Taken at face value, the policy measures announced today represent fiscal tightening of GBP6.5 billion. However, included in this figure are the GBP3.5 billion expected to be raised from 4G licence auctions, and GBP4.9bn worth of spending cuts for 2017/18 not previously announced. If we exclude the 4G licence money and the 2017/18 announcements, we find a GBP2 billion giveaway for the next 5 years.
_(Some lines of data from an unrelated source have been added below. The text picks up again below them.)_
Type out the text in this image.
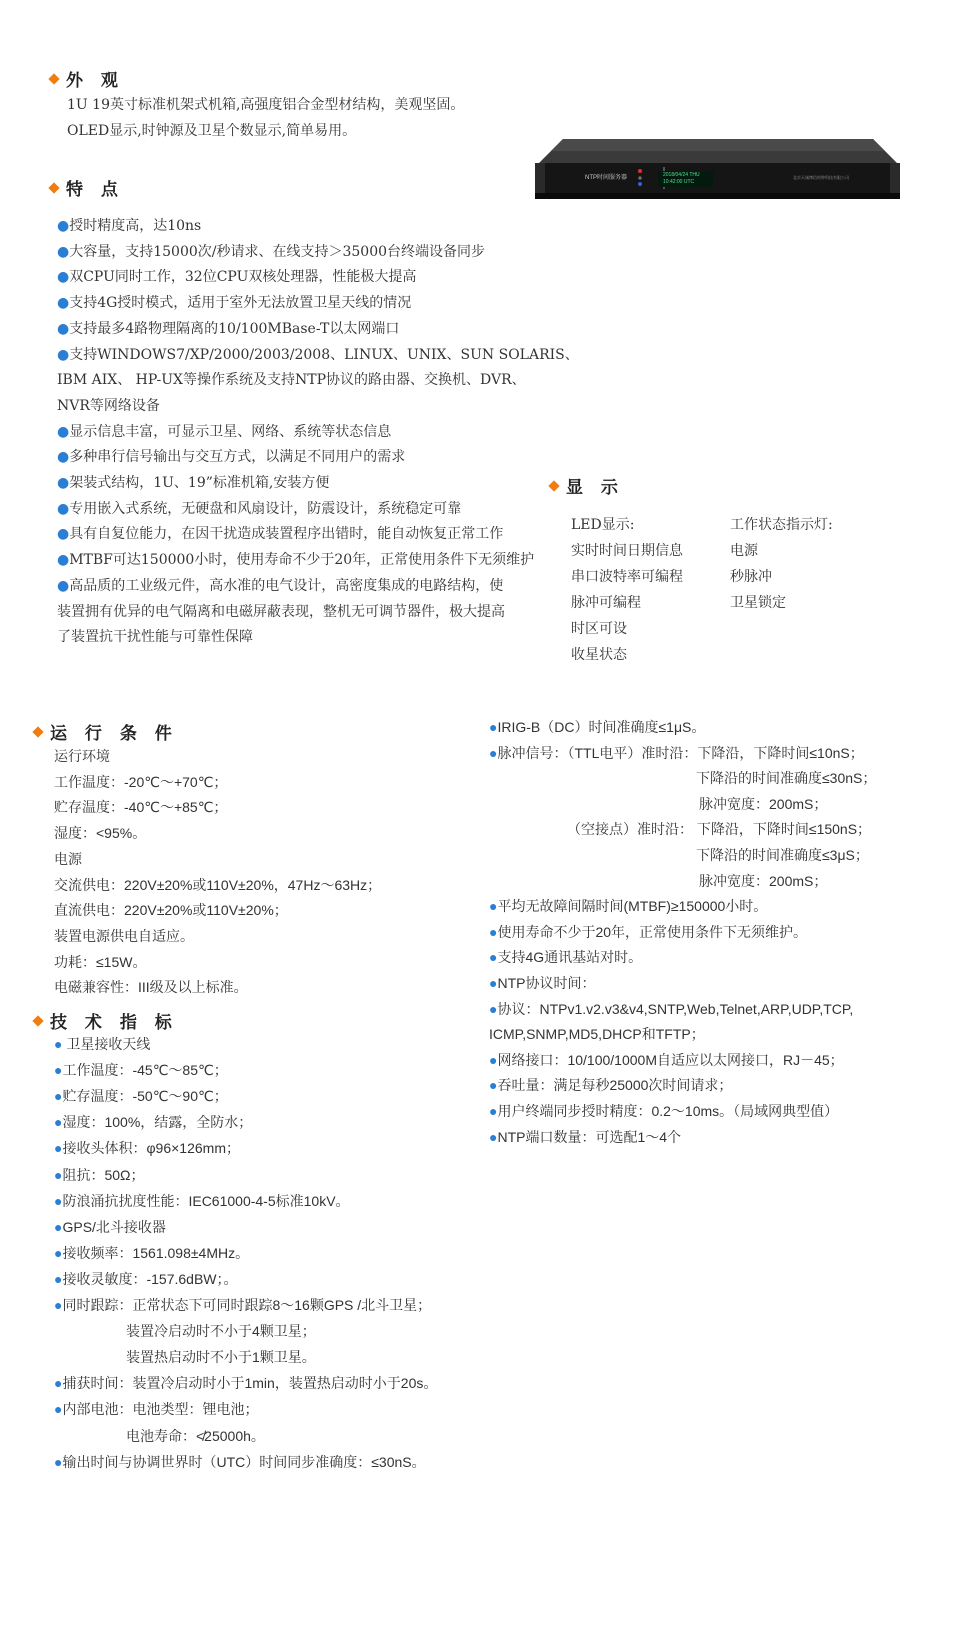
外 观
1U 19英寸标准机架式机箱,高强度铝合金型材结构，美观坚固。
OLED显示,时钟源及卫星个数显示,简单易用。
NTP时间服务器	2018/04/24 THU
10:42:00 UTC
北京天诚博信时钟科技有限公司
特 点
●授时精度高，达10ns
●大容量，支持15000次/秒请求、在线支持＞35000台终端设备同步
●双CPU同时工作，32位CPU双核处理器，性能极大提高
●支持4G授时模式，适用于室外无法放置卫星天线的情况
●支持最多4路物理隔离的10/100MBase-T以太网端口
●支持WINDOWS7/XP/2000/2003/2008、LINUX、UNIX、SUN SOLARIS、
IBM AIX、 HP-UX等操作系统及支持NTP协议的路由器、交换机、DVR、
NVR等网络设备
●显示信息丰富，可显示卫星、网络、系统等状态信息
●多种串行信号输出与交互方式，以满足不同用户的需求
●架装式结构，1U、19”标准机箱,安装方便
●专用嵌入式系统，无硬盘和风扇设计，防震设计，系统稳定可靠
●具有自复位能力，在因干扰造成装置程序出错时，能自动恢复正常工作
●MTBF可达150000小时，使用寿命不少于20年，正常使用条件下无须维护
●高品质的工业级元件，高水准的电气设计，高密度集成的电路结构，使
装置拥有优异的电气隔离和电磁屏蔽表现，整机无可调节器件，极大提高
了装置抗干扰性能与可靠性保障
显 示
LED显示:
实时时间日期信息
串口波特率可编程
脉冲可编程
时区可设
收星状态
工作状态指示灯:
电源
秒脉冲
卫星锁定
运 行 条 件
运行环境
工作温度：-20℃～+70℃；
贮存温度：-40℃～+85℃；
湿度：<95%。
电源
交流供电：220V±20%或110V±20%，47Hz～63Hz；
直流供电：220V±20%或110V±20%；
装置电源供电自适应。
功耗：≤15W。
电磁兼容性：III级及以上标准。
技 术 指 标
● 卫星接收天线
●工作温度：-45℃～85℃；
●贮存温度：-50℃～90℃；
●湿度：100%，结露，全防水；
●接收头体积：φ96×126mm；
●阻抗：50Ω；
●防浪涌抗扰度性能：IEC61000-4-5标准10kV。
●GPS/北斗接收器
●接收频率：1561.098±4MHz。
●接收灵敏度：-157.6dBW；。
●同时跟踪：正常状态下可同时跟踪8～16颗GPS /北斗卫星；
装置冷启动时不小于4颗卫星；
装置热启动时不小于1颗卫星。
●捕获时间：装置冷启动时小于1min，装置热启动时小于20s。
●内部电池：电池类型：锂电池；
电池寿命：≮25000h。
●输出时间与协调世界时（UTC）时间同步准确度：≤30nS。
●IRIG-B（DC）时间准确度≤1μS。
●脉冲信号：（TTL电平）准时沿：下降沿，下降时间≤10nS；
下降沿的时间准确度≤30nS；
脉冲宽度：200mS；
（空接点）准时沿： 下降沿，下降时间≤150nS；
下降沿的时间准确度≤3μS；
脉冲宽度：200mS；
●平均无故障间隔时间(MTBF)≥150000小时。
●使用寿命不少于20年，正常使用条件下无须维护。
●支持4G通讯基站对时。
●NTP协议时间：
●协议：NTPv1.v2.v3&v4,SNTP,Web,Telnet,ARP,UDP,TCP,
ICMP,SNMP,MD5,DHCP和TFTP；
●网络接口：10/100/1000M自适应以太网接口，RJ－45；
●吞吐量：满足每秒25000次时间请求；
●用户终端同步授时精度：0.2～10ms。（局域网典型值）
●NTP端口数量：可选配1～4个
This is unlikely to make much of a difference to the economy overall.

Policy changes include:

• a reduction in pension tax relieve from GBP50K to GBP40K per annum, and a further reduction in the lifetime size of the pension pot that will receive tax relief to GBP1.25m;
• extra GBP235 rise in the planned increase in the personal allowance (also to apply to higher rate payers);
• planned 3p increase in petrol duty in January scrapped;
• an additional cut in corporation tax rate to 21% from 2014/15;
• 2-year temporary increase in the annual investment allowance from GBP25K to GBP250K;
• uprating in working age benefits capped at 1% for 3 years from 2014/15;
• uprating of higher rate tax thresholds limited to 1% for 3 years from 2014/15.

Overall, the Chancellor’s Autumn Statement offers little in the way of support for the overall economy in the near term. The minor re-prioritisation of public spending away from current departmental spending and towards public investment is welcomed, and the tax measures for businesses could help boost investment in the medium-term. However, the Chancellor has missed an opportunity to go further and lock in long-term near record low borrowing costs to help support badly needed infrastructure spending in the UK. The use of government guarantees is useful, but the scale of projects so far remains too small to have a significant impact.

Finally, the latest downgrades to growth and public finances are likely to raise questions once again about the government’s coveted ‘AAA’ sovereign debt rating. It will be important for the Chancellor to give a positive report in the spring Budget. Further fiscal slippage caused by weak growth from here could result in the loss of the UK’s ‘AAA’ rating.